Die Klauseln eines formularmäßigen Treuhandvertrages unterliegen als Allgemeine Geschäftsbedingungen einer objektiven Auslegung.

Danach sind diese ausgehend von den Interessen, Vorstellungen und Verständnismöglichkeiten eines rechtlich nicht vorgebildeten Durchschnittskunden einheitlich so auszulegen, wie sie von verständigen und redlichen Vertragspartnern unter Abwägung der Interessen der normalerweise beteiligten Verkehrskreise verstanden werden1.

Außer Betracht bleiben dabei Verständnismöglichkeiten, die zwar theoretisch denkbar, praktisch aber fernliegend und nicht ernstlich in Betracht zu ziehen sind2. Die Auslegung durch das Berufungsgericht ist revisionsrechtlich uneingeschränkt nachprüfbar3.

Fraglich erscheint dabei dem Bundesgerichtshof bereits, ob die Regelungen eines Treuhand- und Verwaltungsvertrages auf eine mögliche Haftung der Treuhänderin, die diese infolge ihrer Stellung als Gesellschafterin und gerade nicht in ihrer Funktion als Treuhänderin trifft, überhaupt zur Anwendung gelangen.
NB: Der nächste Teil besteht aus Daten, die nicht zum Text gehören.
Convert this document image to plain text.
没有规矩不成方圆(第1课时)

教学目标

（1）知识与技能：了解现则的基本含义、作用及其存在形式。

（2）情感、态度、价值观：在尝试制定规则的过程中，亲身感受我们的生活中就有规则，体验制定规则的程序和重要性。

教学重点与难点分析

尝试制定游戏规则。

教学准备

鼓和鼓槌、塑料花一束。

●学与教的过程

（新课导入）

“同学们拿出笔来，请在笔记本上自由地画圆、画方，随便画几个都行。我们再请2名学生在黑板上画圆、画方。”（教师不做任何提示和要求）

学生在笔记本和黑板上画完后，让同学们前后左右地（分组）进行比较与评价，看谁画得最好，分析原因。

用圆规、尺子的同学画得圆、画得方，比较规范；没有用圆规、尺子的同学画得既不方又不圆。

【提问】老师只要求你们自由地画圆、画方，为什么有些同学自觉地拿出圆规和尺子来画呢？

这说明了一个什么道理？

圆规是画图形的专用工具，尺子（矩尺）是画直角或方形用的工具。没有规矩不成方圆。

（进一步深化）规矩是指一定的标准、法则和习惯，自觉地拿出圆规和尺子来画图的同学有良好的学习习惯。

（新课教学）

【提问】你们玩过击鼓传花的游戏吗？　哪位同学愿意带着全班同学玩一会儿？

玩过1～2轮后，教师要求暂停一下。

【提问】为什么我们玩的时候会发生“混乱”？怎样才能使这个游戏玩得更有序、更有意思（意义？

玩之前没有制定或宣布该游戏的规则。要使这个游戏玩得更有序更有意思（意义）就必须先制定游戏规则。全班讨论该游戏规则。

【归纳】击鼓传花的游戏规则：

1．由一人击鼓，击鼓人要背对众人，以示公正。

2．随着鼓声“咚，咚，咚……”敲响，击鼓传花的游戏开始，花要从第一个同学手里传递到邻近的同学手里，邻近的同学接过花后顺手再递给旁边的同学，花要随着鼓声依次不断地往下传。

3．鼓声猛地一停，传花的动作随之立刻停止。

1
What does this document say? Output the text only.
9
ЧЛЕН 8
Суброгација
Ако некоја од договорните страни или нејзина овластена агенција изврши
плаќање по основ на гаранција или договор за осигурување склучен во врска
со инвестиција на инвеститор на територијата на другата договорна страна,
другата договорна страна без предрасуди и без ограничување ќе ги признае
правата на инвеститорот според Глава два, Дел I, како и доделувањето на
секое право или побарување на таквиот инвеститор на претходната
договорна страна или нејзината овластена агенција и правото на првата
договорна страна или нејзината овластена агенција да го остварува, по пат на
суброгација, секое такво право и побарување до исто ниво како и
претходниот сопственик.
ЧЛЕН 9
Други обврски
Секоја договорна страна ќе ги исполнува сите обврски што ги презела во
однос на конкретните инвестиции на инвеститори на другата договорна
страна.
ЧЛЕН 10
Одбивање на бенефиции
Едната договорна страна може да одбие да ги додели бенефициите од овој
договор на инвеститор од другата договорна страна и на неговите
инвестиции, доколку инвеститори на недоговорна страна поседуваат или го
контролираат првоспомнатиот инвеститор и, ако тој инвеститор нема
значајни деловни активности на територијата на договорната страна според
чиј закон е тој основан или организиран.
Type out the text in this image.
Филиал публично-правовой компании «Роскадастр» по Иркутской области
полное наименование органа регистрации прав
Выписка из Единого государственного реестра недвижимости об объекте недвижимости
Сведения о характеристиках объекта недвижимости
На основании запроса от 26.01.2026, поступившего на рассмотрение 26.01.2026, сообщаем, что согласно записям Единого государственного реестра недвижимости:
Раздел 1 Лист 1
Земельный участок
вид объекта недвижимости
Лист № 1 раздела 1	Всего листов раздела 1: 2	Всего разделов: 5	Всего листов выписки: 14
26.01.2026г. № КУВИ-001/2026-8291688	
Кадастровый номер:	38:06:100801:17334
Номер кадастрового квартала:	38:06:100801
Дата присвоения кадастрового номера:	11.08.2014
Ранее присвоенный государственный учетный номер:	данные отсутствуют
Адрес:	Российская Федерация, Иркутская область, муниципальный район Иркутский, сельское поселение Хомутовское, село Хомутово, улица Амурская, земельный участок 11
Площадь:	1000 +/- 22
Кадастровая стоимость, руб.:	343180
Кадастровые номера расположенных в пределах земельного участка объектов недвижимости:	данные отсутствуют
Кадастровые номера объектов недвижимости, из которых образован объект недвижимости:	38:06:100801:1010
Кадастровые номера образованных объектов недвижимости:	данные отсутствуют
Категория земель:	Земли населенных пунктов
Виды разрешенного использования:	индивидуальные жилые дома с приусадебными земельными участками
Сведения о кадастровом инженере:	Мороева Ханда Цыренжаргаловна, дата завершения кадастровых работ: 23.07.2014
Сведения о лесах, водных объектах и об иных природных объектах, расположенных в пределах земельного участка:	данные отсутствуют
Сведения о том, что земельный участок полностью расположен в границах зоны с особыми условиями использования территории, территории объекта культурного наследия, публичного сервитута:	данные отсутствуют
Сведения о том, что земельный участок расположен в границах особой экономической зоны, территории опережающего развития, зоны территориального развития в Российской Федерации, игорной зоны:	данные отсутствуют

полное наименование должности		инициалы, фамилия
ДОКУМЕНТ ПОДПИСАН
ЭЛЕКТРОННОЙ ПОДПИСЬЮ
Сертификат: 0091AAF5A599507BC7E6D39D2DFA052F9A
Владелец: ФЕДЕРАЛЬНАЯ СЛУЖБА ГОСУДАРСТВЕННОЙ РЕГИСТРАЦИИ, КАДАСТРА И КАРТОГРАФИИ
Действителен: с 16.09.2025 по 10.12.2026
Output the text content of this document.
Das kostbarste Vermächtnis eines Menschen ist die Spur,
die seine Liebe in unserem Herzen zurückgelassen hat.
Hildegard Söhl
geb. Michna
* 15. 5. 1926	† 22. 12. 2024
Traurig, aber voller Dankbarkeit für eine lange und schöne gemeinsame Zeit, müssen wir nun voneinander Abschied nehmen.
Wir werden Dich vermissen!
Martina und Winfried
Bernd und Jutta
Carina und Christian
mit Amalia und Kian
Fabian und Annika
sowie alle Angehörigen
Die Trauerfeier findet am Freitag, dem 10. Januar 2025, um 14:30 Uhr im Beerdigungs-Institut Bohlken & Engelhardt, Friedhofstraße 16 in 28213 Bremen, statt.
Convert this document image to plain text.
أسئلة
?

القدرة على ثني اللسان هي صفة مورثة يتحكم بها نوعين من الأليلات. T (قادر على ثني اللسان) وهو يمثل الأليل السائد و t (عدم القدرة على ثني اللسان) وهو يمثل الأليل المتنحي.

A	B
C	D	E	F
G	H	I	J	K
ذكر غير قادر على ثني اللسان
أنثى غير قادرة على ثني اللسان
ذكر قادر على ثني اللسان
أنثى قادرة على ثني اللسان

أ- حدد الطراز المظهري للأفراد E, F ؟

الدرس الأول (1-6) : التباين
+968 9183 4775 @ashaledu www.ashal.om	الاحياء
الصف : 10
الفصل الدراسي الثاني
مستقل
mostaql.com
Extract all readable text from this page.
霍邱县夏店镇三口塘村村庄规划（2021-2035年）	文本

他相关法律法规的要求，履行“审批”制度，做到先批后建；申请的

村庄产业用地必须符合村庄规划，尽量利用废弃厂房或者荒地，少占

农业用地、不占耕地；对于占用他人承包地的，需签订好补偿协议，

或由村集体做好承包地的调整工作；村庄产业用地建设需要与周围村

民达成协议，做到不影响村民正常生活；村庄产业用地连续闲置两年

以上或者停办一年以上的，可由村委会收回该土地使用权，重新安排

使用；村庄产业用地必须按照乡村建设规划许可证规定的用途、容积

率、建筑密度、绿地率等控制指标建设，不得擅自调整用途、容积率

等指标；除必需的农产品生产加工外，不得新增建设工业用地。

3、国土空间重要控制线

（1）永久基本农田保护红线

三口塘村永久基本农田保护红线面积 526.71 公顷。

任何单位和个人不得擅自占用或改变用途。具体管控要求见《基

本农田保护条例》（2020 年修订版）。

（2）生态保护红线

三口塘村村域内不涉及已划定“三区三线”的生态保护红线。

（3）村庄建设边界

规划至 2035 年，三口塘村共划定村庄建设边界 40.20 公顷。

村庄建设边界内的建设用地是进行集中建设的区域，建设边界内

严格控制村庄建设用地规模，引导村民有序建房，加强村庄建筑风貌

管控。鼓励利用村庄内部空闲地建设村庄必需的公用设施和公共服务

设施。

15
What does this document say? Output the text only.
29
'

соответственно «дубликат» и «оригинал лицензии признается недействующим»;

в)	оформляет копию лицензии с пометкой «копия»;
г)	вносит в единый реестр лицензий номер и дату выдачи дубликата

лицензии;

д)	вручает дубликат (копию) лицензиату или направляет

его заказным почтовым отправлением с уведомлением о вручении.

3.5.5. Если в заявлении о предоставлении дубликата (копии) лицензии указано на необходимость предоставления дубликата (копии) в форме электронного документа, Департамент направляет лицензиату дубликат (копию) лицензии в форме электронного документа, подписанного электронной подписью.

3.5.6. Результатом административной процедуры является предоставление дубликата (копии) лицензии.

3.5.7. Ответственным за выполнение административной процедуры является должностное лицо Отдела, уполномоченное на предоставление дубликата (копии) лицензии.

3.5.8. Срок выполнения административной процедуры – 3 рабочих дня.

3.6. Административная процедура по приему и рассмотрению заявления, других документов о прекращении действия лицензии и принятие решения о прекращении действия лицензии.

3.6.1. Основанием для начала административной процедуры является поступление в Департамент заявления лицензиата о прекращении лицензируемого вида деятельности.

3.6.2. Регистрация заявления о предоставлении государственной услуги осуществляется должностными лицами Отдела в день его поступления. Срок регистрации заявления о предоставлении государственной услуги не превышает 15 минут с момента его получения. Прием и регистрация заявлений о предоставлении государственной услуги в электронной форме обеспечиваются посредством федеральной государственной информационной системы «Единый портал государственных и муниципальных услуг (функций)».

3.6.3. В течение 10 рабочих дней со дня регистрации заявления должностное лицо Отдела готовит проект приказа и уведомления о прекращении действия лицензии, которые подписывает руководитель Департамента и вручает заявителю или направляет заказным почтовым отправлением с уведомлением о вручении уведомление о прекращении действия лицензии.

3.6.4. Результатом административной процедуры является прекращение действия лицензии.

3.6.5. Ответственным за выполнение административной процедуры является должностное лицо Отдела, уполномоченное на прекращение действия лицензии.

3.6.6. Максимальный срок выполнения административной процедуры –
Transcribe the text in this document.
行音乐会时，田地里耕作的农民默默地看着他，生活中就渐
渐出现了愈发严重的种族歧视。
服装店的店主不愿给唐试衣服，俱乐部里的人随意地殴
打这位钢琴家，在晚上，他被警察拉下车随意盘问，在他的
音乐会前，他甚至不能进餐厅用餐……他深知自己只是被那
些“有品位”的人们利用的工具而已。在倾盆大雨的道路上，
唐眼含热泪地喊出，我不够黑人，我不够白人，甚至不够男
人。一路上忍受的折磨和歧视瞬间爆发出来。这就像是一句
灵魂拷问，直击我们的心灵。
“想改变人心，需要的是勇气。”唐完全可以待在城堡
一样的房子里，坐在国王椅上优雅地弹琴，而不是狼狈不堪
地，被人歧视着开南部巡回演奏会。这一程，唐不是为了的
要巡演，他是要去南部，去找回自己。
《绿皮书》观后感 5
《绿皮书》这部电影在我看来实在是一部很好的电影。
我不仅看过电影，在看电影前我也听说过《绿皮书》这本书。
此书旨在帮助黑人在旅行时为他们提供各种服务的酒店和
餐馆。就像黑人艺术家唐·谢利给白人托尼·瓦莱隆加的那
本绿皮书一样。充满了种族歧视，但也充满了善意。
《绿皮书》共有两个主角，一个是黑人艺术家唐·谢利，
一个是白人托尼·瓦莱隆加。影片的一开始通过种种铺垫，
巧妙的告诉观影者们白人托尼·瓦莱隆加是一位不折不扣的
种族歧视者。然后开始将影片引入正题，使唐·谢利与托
Das konnte orliegend aber dahingestellt bleiben. Denn dem Treuhandvertrag war schon nach seinem Wortlaut nicht zu entnehmen, dass die Treuhänderin von einer Haftung aus Verschulden bei Vertragsschluss infolge Verletzung der Aufklärungspflicht über falsche oder irreführende Angaben im Prospekt freigezeichnet werden soll. Der in der Klausel zunächst enthaltene Ausschluss von „weitergehenden Prüfungspflichten“ lässt sich nicht isoliert betrachten, sondern erklärt sich im Zusammenhang mit den ihm folgenden Regelungen. Danach bezieht sich die Prüfungspflicht zwar nicht nur, aber „insbesondere“ auf Fragen der Zweckmäßigkeit und Wirtschaftlichkeit der jeweils individuellen Anlageentscheidung eines Beitretenden ...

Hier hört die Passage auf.